- Mount Alab Location within Malaysia

Highest point
- Elevation: 1,951 m (6,401 ft)
- Listing: Ribu
- Coordinates: 5°49′N 116°22′E﻿ / ﻿5.817°N 116.367°E

Naming
- Native name: Gunung Alab (Malay); Nulu Alab (Kadazan Dusun);

Geography
- Location: Penampang-Tambunan border, West Coast/Interior divisional boundary, Sabah
- Parent range: Crocker Mountains

= Mount Alab =

Mountain in Sabah, Malaysia

Mount Alab (Gunung Alab, Dusun: Nulu Alab) is a mountain located at the border of the West Coast as well as the Interior divisions of Sabah, Malaysia.

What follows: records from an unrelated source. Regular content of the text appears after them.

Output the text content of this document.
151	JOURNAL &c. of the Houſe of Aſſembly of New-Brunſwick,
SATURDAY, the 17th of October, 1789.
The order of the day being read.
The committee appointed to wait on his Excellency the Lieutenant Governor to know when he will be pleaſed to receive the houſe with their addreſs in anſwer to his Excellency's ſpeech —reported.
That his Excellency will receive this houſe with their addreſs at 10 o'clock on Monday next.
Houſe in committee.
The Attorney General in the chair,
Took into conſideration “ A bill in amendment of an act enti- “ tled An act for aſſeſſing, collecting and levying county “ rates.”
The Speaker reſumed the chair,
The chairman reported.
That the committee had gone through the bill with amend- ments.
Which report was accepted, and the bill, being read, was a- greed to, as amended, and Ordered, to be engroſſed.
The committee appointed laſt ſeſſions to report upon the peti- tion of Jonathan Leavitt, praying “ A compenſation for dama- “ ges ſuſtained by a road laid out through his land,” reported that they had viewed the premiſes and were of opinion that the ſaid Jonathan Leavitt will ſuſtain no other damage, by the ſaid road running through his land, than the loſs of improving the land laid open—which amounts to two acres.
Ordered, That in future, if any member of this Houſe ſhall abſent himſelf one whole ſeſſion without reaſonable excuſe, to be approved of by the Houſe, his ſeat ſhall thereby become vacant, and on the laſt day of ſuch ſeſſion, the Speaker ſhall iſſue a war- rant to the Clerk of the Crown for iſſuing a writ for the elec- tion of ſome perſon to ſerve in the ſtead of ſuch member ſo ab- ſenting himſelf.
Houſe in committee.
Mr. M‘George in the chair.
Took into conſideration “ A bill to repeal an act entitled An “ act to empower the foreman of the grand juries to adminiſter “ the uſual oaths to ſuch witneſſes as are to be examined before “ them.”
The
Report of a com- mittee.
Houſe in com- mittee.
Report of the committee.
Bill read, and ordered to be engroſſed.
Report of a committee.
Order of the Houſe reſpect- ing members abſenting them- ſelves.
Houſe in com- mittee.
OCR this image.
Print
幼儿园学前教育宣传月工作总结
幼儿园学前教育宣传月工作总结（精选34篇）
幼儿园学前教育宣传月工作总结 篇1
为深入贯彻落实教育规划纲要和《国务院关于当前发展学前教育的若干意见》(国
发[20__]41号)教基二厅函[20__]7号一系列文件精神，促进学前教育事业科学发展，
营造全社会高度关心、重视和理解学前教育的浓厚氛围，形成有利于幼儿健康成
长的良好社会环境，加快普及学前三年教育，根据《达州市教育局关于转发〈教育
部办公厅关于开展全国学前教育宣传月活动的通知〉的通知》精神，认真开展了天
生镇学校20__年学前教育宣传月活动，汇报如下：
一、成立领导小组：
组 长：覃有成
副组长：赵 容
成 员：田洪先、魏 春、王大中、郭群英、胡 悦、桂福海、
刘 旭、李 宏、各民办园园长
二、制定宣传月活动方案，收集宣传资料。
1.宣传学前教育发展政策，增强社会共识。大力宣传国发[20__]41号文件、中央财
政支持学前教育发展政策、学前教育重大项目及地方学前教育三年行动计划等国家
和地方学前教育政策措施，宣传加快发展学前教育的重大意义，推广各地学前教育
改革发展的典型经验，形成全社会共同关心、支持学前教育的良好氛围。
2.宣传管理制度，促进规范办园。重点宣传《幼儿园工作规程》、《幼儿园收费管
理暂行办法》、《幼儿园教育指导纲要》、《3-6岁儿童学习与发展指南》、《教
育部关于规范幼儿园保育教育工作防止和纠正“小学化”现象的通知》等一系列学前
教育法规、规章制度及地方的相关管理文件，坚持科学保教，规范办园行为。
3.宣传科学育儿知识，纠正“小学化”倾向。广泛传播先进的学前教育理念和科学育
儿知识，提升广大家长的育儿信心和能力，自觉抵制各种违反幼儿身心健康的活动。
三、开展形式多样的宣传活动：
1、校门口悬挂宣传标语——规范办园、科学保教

The mountain is located approximately 30 km from Sabah's capital, Kota Kinabalu, where it can be highly visible from the city on a clear sky and easily recognisable with the presence of telecommunications tower near its peak, approximately at . With a height of 1951 m to 2050 m, it is the highest mountain within the Crocker Range in the Sabah Parks of Crocker Range National Park, which lies to the south of the highest peak on Borneo island, the Mount Kinabalu.

== Geology ==
The rock of the mountain consists of Late Eocene-Lower Miocene sedimentary rocks from Crocker Formation which is made of sandstone, shale and interlayered sandstone-siltstone-shale unit.